Removing these outliers, particularly Qatar has a dramatic effect on the
model. The estimates for median_age and for the constant are no longer
significant.
covidanalysisminusoutliers = covidanalysis.loc[influence.cooks_d<0.5]
lm = getlm(covidanalysisminusoutliers)
lm.summary()
Output:
coef std err t P>|t|
----------------------------------------------------------------
---------------
const 901.1855 803.745 1.121 0.264
pop_density 1.8371 0.793 2.317 0.022
median_age -23.2250 31.229 -0.744 0.458
gdp_per_capita 0.0828 0.016 5.079 0.000
This gives us a sense of the countries that are most unlike the others in terms
of the relationship between demographic variables and total cases per million
in population.
How It Works
Cook’s Distance is a measure of how much each observation influences the
model. The large impact of the two outliers is confirmed in step 6 when we
rerun the model without them. The question for the analyst is whether outliers
such as these add important information or distort the model and limit its applicability. The coefficient of -49 for median age in the first regression
results indicates that every one year increase in median age is associated with
a 49 point reduction in cases per million people.

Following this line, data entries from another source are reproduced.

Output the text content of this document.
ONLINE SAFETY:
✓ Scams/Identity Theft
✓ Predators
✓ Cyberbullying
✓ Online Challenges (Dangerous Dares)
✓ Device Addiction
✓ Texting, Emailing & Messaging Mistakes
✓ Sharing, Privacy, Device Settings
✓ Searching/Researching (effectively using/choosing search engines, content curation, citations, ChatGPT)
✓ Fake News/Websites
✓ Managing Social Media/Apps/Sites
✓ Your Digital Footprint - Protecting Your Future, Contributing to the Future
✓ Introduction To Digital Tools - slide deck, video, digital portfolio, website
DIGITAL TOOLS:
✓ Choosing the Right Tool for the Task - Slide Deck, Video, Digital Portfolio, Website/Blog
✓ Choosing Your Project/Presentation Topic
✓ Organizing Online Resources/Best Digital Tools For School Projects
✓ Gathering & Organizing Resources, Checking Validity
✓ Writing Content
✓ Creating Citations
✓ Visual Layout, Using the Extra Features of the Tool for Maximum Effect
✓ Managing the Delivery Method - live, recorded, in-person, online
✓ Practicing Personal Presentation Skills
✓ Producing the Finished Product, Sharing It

But this seems largely due to
the model trying to fit a quite extreme total cases per million value for Qatar.
Without qatar, the coefficient on age is no longer significant. The P>|t|
value in the regression output tells us whether the coefficient is significantly
different from 0. In the first regression, the coefficients for median_age and
gdp_per_capita are significant at the 99% level, that is, the P>|t| value is
less than 0.01. Only gdp_per_capita is significant when the model is run
without the 2 outliers, though pop_density approaches significance here.
There’s More
We run a linear regression model in this recipe, not so much because we are
interested in the parameter estimates of the model, but because we want to
determine whether there are observations with potential out sized influence
on any multivariate analysis we might conduct. That definitely seems to be
true in this case.Often, it makes sense to remove the outliers, as we have done
here, but that is not always true. When we have independent variables that do
a good job of capturing what makes outliers different, then the parameter
estimates for the other independent variables are less vulnerable to distortion.
We also might consider transformations, such as the log transformation we
did in a previous recipe and the scaling we will do in the next two recipes.
An appropriate transformation given your data, can reduce the influence of outliers by limiting the size of residuals at the extremes.
Conclusion
In conclusion, using linear regression to identify data points with significant influence is a powerful method for improving the accuracy and reliability of your predictive models. It not only helps in identifying outliers and high leverage points but also provides insights into how certain data points can skew results or offer critical value. By getting ready with a clear understanding of your dataset and applying the right techniques, you can easily uncover influential points that can refine your analysis. Understanding how it works, from fitting the model to analyzing residuals and leverage, allows you to make more informed decisions based on your data. Moreover, there’s always more to explore in this area, as linear regression is just the beginning of deeper statistical insights. Continue your journey by looking into more advanced methods like ridge regression or robust regression to further enhance your skills and improve model accuracy. Be sure to explore related topics that can expand your understanding and application of these powerful techniques, driving more accurate and insightful business outcomes.